Enterprise tech leaders convened Monday at the aptly titled Convene venue in midtown Manhattan to talk about AI and participate in so-called Brain Dates (opportunities to pick each other’s brains). The event was Reuters Momentum AI. The coffee was strong, the conversations were insightful and even though the only “up” escalator was out of service, vibes remained high for the stair-climbing attendees.
While phrases like “early days,” “ROI,” and the dreaded “agentic,” hung in the air, WSJ enterprise tech reporter Isabelle Bousquette went on a few brain dates of her own. Here’s what she learned:
At Kellanova, computer vision can tell how taste testers really feel about that new Pop-Tarts flavor. The company formerly known as Kellogg has always relied on written and verbal feedback on new products from taste-testers. Now it thinks it found a better way to gauge taste-tester response with a new computer vision tool it built in house. “That tool can actually sense eight different emotions and tell whether your consumer, your test user, is actually enjoying or not.” said Ramesh Kollepara, global chief technology officer at Kellanova.
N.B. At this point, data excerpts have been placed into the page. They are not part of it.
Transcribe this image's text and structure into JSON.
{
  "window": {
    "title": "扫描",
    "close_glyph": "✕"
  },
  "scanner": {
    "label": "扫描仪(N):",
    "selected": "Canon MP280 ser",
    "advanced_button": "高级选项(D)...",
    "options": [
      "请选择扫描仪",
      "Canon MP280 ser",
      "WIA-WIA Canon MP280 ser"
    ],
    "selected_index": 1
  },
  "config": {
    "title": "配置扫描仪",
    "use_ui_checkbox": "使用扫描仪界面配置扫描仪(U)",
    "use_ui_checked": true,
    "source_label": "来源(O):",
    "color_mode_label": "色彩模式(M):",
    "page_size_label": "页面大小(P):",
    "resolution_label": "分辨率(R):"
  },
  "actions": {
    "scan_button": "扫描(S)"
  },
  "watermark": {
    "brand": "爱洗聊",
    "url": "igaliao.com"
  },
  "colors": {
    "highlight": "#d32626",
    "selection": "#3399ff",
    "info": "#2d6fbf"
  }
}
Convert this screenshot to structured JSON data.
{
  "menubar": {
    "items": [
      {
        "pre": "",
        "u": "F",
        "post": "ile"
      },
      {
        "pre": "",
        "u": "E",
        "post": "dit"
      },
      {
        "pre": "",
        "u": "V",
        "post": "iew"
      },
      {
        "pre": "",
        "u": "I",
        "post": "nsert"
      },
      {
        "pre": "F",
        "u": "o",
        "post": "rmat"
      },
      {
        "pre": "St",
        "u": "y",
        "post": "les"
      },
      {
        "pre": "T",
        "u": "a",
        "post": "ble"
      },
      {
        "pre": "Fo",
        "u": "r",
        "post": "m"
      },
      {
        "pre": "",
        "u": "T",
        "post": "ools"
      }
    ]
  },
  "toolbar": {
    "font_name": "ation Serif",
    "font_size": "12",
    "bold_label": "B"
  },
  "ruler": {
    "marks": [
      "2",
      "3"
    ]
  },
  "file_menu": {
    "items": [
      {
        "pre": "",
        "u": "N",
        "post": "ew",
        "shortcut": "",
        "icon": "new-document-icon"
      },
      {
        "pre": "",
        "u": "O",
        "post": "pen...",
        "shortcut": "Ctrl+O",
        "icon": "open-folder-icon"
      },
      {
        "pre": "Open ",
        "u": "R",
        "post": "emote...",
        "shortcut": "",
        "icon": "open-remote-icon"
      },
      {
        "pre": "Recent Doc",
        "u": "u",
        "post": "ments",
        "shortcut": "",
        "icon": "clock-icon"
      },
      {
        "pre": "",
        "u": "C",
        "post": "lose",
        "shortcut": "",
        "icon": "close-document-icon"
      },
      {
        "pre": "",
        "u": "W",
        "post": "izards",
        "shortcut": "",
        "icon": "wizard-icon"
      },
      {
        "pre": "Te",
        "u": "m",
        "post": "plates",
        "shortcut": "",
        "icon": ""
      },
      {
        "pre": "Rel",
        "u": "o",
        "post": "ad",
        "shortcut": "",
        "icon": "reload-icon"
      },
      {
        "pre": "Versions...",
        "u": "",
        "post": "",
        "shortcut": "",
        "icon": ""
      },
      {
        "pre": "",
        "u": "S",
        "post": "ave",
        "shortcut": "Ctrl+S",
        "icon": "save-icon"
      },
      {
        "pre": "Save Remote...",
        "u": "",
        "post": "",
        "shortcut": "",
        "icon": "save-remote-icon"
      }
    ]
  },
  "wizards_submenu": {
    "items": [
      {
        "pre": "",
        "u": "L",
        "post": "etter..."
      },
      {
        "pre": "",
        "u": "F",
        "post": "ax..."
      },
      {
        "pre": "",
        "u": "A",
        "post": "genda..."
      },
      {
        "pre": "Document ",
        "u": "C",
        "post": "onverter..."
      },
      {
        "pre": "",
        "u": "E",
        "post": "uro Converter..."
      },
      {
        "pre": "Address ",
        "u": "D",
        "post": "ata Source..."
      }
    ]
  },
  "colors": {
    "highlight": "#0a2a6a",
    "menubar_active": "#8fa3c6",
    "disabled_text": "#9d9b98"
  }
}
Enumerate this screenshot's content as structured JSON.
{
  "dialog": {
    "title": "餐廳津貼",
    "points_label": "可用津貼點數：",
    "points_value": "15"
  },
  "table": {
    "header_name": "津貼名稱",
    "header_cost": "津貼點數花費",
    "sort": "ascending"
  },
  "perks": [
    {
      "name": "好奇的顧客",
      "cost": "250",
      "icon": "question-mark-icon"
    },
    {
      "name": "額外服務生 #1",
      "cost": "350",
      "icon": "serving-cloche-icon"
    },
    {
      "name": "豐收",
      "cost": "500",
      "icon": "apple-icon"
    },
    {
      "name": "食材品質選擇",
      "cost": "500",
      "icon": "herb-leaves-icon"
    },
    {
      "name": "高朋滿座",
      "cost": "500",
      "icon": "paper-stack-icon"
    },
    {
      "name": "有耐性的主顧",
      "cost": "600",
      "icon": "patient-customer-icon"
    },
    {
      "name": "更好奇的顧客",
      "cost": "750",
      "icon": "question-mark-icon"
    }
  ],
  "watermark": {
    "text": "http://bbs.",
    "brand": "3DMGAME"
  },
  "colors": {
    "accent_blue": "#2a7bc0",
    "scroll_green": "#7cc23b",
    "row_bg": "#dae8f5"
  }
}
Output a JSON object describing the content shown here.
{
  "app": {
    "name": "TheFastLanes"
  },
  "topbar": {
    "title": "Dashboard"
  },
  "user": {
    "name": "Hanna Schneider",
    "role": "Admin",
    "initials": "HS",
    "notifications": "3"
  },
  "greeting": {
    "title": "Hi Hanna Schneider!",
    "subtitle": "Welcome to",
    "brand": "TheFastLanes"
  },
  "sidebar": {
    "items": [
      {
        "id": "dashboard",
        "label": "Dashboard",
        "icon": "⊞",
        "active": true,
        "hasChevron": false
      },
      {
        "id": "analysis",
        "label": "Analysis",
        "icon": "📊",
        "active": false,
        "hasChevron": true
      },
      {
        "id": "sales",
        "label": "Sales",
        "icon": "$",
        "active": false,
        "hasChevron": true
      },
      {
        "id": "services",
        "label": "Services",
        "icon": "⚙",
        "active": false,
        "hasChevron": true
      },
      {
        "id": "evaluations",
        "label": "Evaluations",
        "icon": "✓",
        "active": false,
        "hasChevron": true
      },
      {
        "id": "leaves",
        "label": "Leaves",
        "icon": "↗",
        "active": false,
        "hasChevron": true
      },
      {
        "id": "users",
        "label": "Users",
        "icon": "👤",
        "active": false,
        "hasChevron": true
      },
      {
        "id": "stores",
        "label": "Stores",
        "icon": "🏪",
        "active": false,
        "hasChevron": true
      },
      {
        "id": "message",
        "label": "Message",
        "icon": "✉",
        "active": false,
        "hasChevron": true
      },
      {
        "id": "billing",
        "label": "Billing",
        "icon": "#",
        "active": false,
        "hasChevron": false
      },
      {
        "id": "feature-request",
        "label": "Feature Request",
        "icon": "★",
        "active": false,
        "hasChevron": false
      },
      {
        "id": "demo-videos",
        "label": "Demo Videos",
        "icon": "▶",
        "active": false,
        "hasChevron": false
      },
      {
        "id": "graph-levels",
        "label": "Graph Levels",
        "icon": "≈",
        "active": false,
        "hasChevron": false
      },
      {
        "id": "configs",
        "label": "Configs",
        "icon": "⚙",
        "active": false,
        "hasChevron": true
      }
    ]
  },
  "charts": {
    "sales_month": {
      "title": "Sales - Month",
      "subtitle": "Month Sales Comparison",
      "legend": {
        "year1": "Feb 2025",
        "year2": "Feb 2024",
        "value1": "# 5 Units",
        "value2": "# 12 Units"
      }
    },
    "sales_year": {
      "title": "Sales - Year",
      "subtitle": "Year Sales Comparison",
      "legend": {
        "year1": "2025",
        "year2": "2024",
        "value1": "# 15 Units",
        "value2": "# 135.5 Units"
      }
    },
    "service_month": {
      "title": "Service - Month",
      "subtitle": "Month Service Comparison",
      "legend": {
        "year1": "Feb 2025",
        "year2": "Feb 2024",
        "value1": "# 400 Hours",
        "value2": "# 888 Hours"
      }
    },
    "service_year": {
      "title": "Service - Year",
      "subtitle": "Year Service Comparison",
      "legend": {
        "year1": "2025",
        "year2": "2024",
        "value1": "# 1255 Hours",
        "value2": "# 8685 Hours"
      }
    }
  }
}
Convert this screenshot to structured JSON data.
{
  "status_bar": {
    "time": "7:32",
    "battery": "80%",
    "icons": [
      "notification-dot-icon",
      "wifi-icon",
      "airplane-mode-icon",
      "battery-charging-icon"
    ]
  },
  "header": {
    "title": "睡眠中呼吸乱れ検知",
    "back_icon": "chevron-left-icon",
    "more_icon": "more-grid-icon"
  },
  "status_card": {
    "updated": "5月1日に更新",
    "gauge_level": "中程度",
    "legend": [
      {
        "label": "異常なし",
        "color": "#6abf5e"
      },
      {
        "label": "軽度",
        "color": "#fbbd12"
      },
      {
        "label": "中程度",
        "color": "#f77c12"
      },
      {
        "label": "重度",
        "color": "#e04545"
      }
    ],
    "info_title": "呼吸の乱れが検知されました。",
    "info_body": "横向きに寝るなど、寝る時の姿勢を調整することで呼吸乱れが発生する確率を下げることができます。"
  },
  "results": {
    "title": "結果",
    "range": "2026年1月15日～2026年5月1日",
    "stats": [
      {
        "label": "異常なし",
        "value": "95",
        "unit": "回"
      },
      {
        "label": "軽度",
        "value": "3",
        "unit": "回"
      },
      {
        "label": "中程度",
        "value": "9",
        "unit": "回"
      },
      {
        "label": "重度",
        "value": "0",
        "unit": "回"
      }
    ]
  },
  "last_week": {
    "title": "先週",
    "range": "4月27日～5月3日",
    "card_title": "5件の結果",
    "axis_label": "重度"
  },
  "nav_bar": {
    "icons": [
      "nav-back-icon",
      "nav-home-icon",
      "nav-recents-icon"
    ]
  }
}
Citi doesn’t want every software vendor building yet another chatbot. Jonathan Lofthouse, chief information officer at Citi, said that having a different chatbot experience on every different enterprise app could be a recipe for an awful user experience – and yet that’s the direction many vendors are going. “We can't stop them. But we can stop them rolling it out at Citi,” he said of the chatbot add-ons. Instead, Lofthouse said he’s opting to work with vendor APIs to build one master tool that will answer employee questions, pulling information from across apps.
Marriott’s “chief revenue and technology officer” has a unique perspective on tech ROI. “I think I’m a unicorn,” Drew Pinto said about his unique role overseeing both revenue and technology at Marriott International. Pinto said that as the company makes new tech investments, he’s focused on hard metrics like employee turnover and the amount of time it takes guests to check in, as well as intangible ones. A seamless technology experience makes Marriott more attractive to property developers looking for a hospitality franchise to partner with, he said.
General Mills wants customers to get their own personalized AI ads. General Mills is currently trialing AI-generated ads that could one day deliver uniquely personalized ads to consumers at scale, said Jaime Montemayor, chief digital & technology officer. “Let's say an athlete is hungry after an activity. If they go on social media, you would like for our brands to show protein, fiber, energy. Personalizing content at scale in a relevant manner is an area of opportunity we are focusing on,” he said.
NRG Energy says it can now take five years to buy a data center generator. The Houston-based energy company said that there can now be a gap of five years between purchasing a generator – a critical data center component – and receiving it, thanks to supply chain constraints. Tariffs could make that even longer, said Kim Hales, NRG chief data and AI officer. “There's only so many companies that make generators,” Hales said. “We're definitely seeing a tightening of that supply chain.”
Goldman Sachs is teaching its coders to become “agent managers.” Even employees who have never been managers before will one day have one or several direct reports – in the form of AI agents, said Goldman Sachs CIO Marco Argenti. As a result they need to learn three basic management skills, he said: delegating, explaining problems and verifying outputs. “Those things are management table stakes," he said. The good news? They have time. “If AI is early or young, then agents are just born,” he said.